Here, in the original § 117, the special treatment of "automatic systems capable of storing, processing, retrieving, or transferring information" is explicit, sweeping, and directed towards the application of the exclusive rights of copyright owners to these technologies and related uses of works, particularly those involving the "storing, processing, retrieving, or transferring" of information.
But on July 31, 1978, CONTU released the Final Report of the National Commission on New Technological Uses. In relevant part, CONTU concluded, "the Commission believes that the [Copyright Act of 1976] effectively deals with the interests of both proprietors and users and requires but little modification at this time." CONTU thus concluded that, subject to a few proposed limitations, "Congress should immediately enact legislation to repeal section 117 of the 1976 Act...."

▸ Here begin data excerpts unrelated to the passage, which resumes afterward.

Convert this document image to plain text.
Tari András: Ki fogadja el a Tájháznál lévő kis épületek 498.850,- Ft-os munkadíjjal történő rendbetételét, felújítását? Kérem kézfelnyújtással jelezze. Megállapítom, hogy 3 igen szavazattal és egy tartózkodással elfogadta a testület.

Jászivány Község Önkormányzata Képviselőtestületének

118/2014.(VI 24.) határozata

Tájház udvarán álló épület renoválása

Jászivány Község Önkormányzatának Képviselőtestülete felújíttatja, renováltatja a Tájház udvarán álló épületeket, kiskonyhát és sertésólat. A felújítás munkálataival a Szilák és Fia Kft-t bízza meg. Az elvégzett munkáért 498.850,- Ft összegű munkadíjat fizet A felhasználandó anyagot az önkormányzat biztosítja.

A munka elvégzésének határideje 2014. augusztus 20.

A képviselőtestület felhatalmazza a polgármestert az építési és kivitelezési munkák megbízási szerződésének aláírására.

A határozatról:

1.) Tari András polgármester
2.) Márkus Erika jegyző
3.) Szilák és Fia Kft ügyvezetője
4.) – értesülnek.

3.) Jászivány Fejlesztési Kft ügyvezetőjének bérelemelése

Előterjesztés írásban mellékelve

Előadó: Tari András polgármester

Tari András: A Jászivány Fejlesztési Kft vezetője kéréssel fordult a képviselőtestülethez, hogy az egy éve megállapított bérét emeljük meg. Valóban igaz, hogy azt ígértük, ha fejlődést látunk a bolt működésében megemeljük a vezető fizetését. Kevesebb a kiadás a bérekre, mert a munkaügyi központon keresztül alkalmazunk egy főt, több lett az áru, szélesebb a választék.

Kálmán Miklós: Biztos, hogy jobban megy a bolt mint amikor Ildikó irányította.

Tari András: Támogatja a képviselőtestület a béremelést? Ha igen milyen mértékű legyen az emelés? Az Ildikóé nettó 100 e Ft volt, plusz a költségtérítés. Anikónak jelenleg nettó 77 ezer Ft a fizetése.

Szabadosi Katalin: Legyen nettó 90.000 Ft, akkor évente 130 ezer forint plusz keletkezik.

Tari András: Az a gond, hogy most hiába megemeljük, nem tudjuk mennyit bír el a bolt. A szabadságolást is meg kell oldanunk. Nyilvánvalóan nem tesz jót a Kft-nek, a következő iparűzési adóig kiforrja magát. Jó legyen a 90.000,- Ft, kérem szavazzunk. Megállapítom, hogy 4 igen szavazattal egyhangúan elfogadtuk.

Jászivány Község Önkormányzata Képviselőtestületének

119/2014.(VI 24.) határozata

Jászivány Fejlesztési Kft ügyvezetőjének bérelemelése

Two years later, in the Bayh-Dole Act, Pub. L. 96-917, § 10, 94 Stat. 3028, Congress did just that: it repealed the special-treatment provisions of the original §117 while enacting even fewer limitations than CONTU had proposed. By 1980, special treatment for "automatic systems" had thus been considered, granted, analyzed, rejected, and repealed.
In conclusion, two critical principles emerge from the preceding analysis:
- First, in general, claims that copyrights should be narrowly applied as to technologies or uses of works that were not contemplated by the drafters of the 1976 Act are wrong: Doing so contravenes both the text of the Act and the expressed intent of Congress.
- Second, while such claims should always fail, they are uniquely untenable if made as to any "automatic systems capable of storing, processing, retrieving, or transferring information, or... any similar device, machine, or process." Legitimate exercises of the judicial power of interpretation cannot revive, even in part, the now-repealed, automatic-systems-are-special principle once enacted in the 1976 version of § 117.
Finally, I would like to thank Professor Lee Hollaar for realizing that someone should put CONTU's Final Report online.